Kufor Notur: Are there areas where Ghana can pioneer efforts to advance the continent’s civilization?

Toyin Falola:

Of all the African cultural identities that have ever built sustained civilizations with exceptional records of manpower organizations and resource management, coupled with native technology that helped preserve the people’s civilization and their defense against external predators, Ghana has a profound record. This means that they are actively capable of creating exceptional content needed to enhance their civilization, as that has been done sometimes in the past. The fact remains, for example, that such civilization would always serve as a motivation for something more elaborate and greater than what they have done. What inspires greatness is generally simple.
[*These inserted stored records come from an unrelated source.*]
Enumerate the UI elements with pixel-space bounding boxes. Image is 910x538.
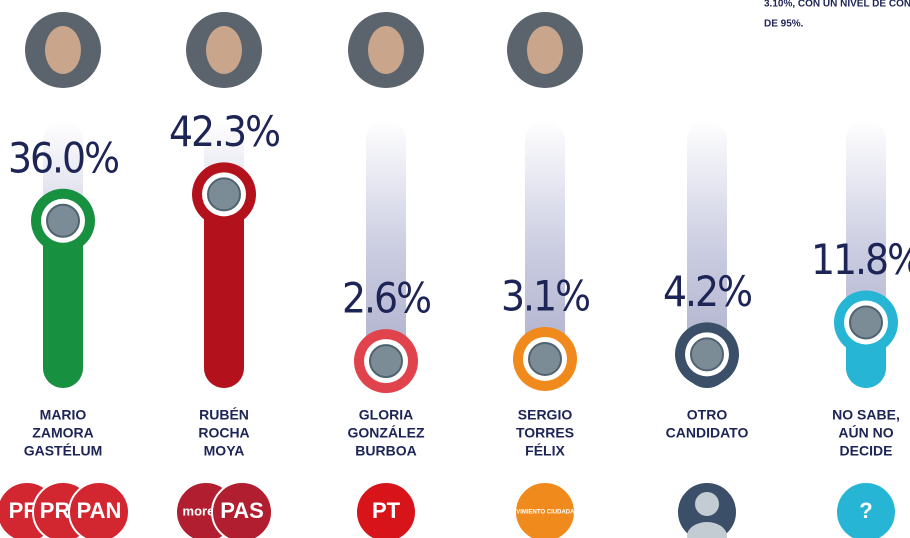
value-label: 3.1%	[501, 271, 589, 320]
logo-text: PAS	[220, 498, 264, 523]
value-label: 4.2%	[663, 267, 751, 316]
category-label: ROCHA	[198, 425, 249, 441]
category-label: OTRO	[687, 407, 728, 423]
category-label: MARIO	[40, 407, 87, 423]
value-label: 2.6%	[342, 274, 430, 323]
value-label: 11.8%	[811, 235, 910, 284]
category-label: GASTÉLUM	[24, 443, 103, 459]
note: 3.10%, CON UN NIVEL DE CONFI	[764, 0, 910, 10]
category-label: NO SABE,	[832, 407, 900, 423]
logo-text: MOVIMIENTO CIUDADANO	[507, 510, 584, 516]
marker-dot	[370, 345, 402, 377]
category-label: BURBOA	[355, 443, 416, 459]
category-label: DECIDE	[840, 443, 893, 459]
logo-text: ?	[859, 498, 872, 523]
marker-dot	[691, 338, 723, 370]
marker-dot	[529, 343, 561, 375]
marker-dot	[47, 205, 79, 237]
logo-text: PT	[372, 498, 401, 523]
category-label: CANDIDATO	[666, 425, 749, 441]
value-label: 42.3%	[169, 107, 279, 156]
chart: 3.10%, CON UN NIVEL DE CONFI DE 95%. 36.…	[0, 0, 910, 538]
category-label: FÉLIX	[525, 443, 565, 459]
photo-face	[527, 26, 563, 74]
logo-text: PAN	[77, 498, 122, 523]
photo-face	[368, 26, 404, 74]
marker-dot	[850, 306, 882, 338]
marker-dot	[208, 178, 240, 210]
value-label: 36.0%	[8, 133, 118, 182]
category-label: GONZÁLEZ	[348, 425, 425, 441]
note: DE 95%.	[764, 19, 804, 30]
photo-face	[45, 26, 81, 74]
photo-face	[206, 26, 242, 74]
category-label: GLORIA	[359, 407, 413, 423]
category-label: ZAMORA	[32, 425, 93, 441]
category-label: SERGIO	[518, 407, 573, 423]
category-label: MOYA	[204, 443, 245, 459]
person-head	[695, 492, 719, 516]
category-label: AÚN NO	[838, 424, 893, 441]
category-label: RUBÉN	[199, 407, 249, 423]
category-label: TORRES	[516, 425, 574, 441]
For instance, people are inspired to be great when they are energized by the history of greatness that has been recorded once by their predecessors. They take inspiration from it and consider how they can best incorporate it. Let us consider how they organized their political system to preserve their civilization for centuries. Ghana can therefore begin to reconsider how they would generate the necessary ideas that would be used to build strong political systems that would fit the emerging realities of their area. Western colonialism has brought new systems and, as a result, recalibrated different things that border on the people’s progress. If their evaluation of the inherited systems reveals that they are not functioning to the maximum as a result of the system that they use, it is not illogical to therefore create ones that would fit their political exigencies in the current time. What is needed for a continent-wide transformation is to see some other countries making substantial progress due to the system they built so that others would join the bandwagon and begin to devise ways by which they would be saved from their challenges. If centuries-long dependence on exogenous ideas is not bringing the desired results, taking alternative measures would be good in light of the current development.